It’s apparently Colorado River Drought Contingency Plan week! Documents here. This is when we all gather around and try to make sense of the sweeping effort to ratchet up efforts to reduce Colorado River water use to keep the system from crashing.
The plan you see before you is really not that different, at the interstate level, from what was essentially agreed to nearly three years ago – Arizona and Nevada agree to bigger reduction in their Colorado River supplies earlier, based on the elevation of Lake Mead. If Mead drops far enough, California joins the party, where by “party” I mean “sees its Colorado River supplies cut as well”. So this is one of those parties you really don’t want to go to, because you’re super introverted, but….
The most interesting bit now seems to be the halting progress toward a new set of rules that allows the states of the Upper Colorado River Basin – Wyoming, Colorado, Utah, and New Mexico – to create a conservation storage pool in Lake Powell. One of the sticking points in planning for water reductions up here (in the Upper Basin) is that if we conserve water and prop up Lake Powell in the process, under the current rules, we risk simply increasing the release to Lake Mead. We risk losing a chunk of the water we conserve.

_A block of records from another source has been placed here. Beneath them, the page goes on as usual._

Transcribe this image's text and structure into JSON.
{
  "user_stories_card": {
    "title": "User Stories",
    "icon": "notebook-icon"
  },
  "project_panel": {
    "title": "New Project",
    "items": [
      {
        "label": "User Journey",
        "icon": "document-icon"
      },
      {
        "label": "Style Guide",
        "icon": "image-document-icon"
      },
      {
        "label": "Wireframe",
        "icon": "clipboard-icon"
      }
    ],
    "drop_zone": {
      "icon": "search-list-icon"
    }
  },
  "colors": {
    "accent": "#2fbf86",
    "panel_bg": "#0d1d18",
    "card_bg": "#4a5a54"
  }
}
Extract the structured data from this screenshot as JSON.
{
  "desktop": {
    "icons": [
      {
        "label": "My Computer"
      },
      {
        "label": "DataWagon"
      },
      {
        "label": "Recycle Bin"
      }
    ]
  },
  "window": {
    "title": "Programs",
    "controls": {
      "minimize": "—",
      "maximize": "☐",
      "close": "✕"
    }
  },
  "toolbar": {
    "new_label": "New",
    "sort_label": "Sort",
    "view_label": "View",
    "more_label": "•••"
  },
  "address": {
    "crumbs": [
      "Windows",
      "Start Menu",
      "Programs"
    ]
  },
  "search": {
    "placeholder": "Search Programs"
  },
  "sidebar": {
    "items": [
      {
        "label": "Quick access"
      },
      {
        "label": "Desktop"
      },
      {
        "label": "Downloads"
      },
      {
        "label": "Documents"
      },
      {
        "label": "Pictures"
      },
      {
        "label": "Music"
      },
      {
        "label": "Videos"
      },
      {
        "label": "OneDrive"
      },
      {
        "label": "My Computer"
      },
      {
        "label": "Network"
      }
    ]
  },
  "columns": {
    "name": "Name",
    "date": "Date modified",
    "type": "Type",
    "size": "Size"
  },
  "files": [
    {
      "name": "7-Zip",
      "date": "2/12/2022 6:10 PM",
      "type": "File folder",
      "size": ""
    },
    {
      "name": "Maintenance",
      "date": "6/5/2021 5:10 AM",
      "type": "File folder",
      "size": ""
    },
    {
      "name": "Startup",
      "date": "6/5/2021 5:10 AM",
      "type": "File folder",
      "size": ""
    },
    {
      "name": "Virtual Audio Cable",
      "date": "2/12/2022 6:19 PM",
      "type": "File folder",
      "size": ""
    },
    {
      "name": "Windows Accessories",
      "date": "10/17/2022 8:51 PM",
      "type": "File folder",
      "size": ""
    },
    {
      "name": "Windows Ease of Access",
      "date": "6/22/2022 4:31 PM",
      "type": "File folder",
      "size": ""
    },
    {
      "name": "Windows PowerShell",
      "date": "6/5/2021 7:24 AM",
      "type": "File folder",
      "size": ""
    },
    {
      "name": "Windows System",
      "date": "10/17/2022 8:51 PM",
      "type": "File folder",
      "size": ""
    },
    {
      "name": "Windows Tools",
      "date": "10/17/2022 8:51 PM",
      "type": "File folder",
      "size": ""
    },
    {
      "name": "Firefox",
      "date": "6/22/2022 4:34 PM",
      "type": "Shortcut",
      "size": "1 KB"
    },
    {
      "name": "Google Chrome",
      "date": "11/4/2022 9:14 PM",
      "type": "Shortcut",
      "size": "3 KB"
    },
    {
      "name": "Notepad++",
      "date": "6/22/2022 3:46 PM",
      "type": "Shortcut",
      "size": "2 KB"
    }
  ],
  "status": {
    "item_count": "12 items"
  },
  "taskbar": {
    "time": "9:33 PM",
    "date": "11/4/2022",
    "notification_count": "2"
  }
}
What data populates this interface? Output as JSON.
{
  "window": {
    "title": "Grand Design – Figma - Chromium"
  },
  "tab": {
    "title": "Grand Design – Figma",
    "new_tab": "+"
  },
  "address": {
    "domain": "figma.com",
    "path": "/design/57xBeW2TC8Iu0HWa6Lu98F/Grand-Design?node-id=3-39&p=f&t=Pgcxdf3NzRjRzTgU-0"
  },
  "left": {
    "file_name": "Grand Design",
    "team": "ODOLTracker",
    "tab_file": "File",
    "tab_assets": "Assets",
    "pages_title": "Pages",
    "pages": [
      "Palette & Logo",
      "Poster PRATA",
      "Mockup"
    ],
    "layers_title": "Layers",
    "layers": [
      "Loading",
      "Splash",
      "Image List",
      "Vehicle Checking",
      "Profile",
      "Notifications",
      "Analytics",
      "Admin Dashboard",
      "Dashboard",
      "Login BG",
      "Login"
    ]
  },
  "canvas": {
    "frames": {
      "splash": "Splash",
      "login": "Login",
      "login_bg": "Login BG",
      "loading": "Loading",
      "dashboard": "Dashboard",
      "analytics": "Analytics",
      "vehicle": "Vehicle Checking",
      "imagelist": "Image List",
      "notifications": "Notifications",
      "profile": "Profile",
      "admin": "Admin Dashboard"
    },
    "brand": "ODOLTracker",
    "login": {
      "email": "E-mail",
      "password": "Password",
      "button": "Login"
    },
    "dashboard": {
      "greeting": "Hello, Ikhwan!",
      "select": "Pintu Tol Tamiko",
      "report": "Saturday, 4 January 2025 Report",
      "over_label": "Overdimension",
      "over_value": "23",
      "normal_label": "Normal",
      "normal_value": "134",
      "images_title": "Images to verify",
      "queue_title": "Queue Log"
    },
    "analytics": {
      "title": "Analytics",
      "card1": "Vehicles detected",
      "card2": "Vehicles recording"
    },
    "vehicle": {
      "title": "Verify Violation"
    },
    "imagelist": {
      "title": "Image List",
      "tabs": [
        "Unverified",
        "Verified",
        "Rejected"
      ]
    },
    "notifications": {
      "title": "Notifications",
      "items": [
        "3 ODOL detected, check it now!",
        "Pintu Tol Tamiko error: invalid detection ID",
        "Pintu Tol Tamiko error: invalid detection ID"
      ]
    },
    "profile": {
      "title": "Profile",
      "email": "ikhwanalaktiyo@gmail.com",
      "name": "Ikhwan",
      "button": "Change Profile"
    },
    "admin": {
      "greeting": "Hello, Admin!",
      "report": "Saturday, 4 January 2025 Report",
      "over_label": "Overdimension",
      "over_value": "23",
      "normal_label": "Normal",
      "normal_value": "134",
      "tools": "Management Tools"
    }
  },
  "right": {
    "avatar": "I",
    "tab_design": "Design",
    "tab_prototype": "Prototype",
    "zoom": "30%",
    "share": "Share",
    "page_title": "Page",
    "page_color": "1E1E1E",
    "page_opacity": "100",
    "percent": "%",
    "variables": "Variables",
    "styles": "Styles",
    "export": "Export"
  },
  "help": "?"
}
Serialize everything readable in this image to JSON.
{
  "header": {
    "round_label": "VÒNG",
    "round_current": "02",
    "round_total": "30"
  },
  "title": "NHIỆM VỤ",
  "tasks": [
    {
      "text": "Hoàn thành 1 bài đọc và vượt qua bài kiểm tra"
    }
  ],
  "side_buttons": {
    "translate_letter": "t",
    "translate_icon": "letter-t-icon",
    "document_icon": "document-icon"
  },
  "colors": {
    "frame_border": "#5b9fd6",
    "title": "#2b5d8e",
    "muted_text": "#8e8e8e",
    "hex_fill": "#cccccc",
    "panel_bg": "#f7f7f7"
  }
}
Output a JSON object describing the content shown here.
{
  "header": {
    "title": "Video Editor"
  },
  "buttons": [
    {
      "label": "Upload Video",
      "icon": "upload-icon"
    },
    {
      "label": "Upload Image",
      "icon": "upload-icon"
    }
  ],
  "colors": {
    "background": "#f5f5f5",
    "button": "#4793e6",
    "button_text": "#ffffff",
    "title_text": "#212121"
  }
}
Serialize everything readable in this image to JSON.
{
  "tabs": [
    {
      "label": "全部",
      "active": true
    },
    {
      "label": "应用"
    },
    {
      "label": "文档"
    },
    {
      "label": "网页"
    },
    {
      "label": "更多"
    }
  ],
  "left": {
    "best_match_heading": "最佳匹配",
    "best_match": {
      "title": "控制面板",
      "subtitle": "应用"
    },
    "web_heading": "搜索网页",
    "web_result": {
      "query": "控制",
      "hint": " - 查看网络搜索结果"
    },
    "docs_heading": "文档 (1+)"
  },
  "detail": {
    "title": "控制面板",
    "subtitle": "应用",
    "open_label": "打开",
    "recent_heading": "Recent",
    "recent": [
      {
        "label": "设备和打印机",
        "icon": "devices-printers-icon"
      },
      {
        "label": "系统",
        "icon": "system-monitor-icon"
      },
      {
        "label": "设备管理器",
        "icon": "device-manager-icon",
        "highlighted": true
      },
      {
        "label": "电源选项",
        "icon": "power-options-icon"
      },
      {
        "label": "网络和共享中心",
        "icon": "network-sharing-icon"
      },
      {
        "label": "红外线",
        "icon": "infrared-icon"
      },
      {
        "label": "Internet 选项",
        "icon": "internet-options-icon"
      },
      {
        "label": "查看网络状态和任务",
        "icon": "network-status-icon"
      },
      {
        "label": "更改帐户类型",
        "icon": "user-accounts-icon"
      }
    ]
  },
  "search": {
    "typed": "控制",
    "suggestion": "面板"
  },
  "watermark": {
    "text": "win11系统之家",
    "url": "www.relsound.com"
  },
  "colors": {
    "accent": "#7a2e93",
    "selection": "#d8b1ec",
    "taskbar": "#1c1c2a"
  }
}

The idea under DCP would be to create a separate accounting category in Powell for conserved water that’s “invisible” (the word people have been using) to the Powell->Mead water sharing rules. The details here are hairy, in terms of ensuring that conservation is really happening and accounting for it in a way that’s transparent and agreeable to the states of the Lower Basin.
But the fact that we seem to be getting something of this sort, or at least an agreement on the general outline of how it might work, is a big deal.
So, we create a Lake Mead conservation pool just in time for Utah to start the pipeline to St. George? Got it.
Real answer is geoengineering to get more of those Pacific hurricanes off the west coast of Mexico.